Jumat 04 Apr 2014 16:28 WIB

Syekh Ibrahim Musa Parabek, Pejuang Pendidik Umat (2-habis)

Syekh Ibrahim Musa Parabek.
Foto: Thawalib-parabek.sch.id
Syekh Ibrahim Musa Parabek.

Oleh: Mohammad Akbar

Di Tanah Suci, ia tak hanya berhaji. Tapi, dahaganya terhadap ilmu terus ia obati dengan berguru kepada Syekh Ahmad Khatib al-Minangkabawy.

Sosok ini merupakan imam di Masjidil Haram yang bermazhab Syafi'i. Selain itu, Ibrahim juga memperoleh bimbingan dari Syekh Muhammad Djamil Djambek, Syekh Ali Bin Husein, Syekh Mukhtar al-Jawi, hingga Syekh Yusuf Al Hayat. Tercatat, sembilan tahun lamanya ia menggali ilmu di Bumi Suci.

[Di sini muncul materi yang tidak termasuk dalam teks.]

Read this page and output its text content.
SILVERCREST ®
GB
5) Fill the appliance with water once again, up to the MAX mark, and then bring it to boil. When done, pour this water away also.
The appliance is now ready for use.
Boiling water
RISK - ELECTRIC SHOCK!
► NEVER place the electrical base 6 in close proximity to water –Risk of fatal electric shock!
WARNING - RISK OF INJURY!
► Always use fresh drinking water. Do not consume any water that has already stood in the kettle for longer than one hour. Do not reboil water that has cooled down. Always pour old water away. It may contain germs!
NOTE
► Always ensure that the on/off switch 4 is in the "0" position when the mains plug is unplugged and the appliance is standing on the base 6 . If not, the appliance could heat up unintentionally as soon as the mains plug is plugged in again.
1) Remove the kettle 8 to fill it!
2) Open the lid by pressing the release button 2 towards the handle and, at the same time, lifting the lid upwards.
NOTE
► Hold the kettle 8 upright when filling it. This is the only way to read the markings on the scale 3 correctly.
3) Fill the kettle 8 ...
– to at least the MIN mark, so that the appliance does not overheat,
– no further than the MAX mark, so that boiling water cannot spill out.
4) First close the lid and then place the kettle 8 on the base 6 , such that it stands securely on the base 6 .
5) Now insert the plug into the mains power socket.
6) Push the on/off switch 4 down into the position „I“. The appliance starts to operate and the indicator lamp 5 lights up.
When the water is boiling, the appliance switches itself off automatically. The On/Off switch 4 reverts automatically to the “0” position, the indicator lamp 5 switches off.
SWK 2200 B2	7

Pada 1910, ia kembali ke Tanah Air. Tapi, tak seperti orang berhaji pada masa kini yang hanya mengedepankan nilai prestise karena bergelar haji. Ibrahim mengamalkan esensi berhaji itu dengan membuka pengajian (halaqah).

Inilah awal bagi Ibrahim menyemaikan ilmu agama kepada para kaum muda di bumi Minang. Empat tahun berselang, Ibrahim bersama istri, Syarifah Ghani, dan anak, Thaher Ibrahim, pergi ke Tanah Suci.

Sekembalinya dari Makkah, ia membuat sejumlah perubahan. Di antaranya, pengajian diganti menjadi Muzakatul Ikhwan pada1916. Dua tahun berikutnya, diubahlah pengajian tersebut menjadi Sumatra Thawalib.

Pada saat itu, ia bersinergi dengan Syekh H Abdul Karim Amarullah, ayah dari ulama besar Buya Hamka. Ibrahim mendirikan Thawalib di Parabek sedangkan Abdul Karim di Padang Panjang.

Sejalan dengan masa pergerakan kemerdekaan, Syekh Ibrahim Musa memberikan pula kontribusi nyata. Pada 1929, pengaruh politik Islam nasional memasuki Sumatra Thawalib yang disalurkan lewat Persatuan Muslim Indonesia (Permi).

Tiga tahun berikutnya, Sumatra Thawalib menjadi wadah politik Permi. Sosok ini juga pernah berperan serta membentuk barisan Sabilillah sekaligus menjadi imam jihad pada 1946.

Selain aktif berorganisasi, Syekh Ibrahim Musa juga menelurkan sejumlah karya. Di antaranya, Ijabah al-Sul yang menjadi penjelasan dari kitab ushul fikih, Husnul al-Ma'mul, karangan M Shiddiq Hasan Khan Bahadir.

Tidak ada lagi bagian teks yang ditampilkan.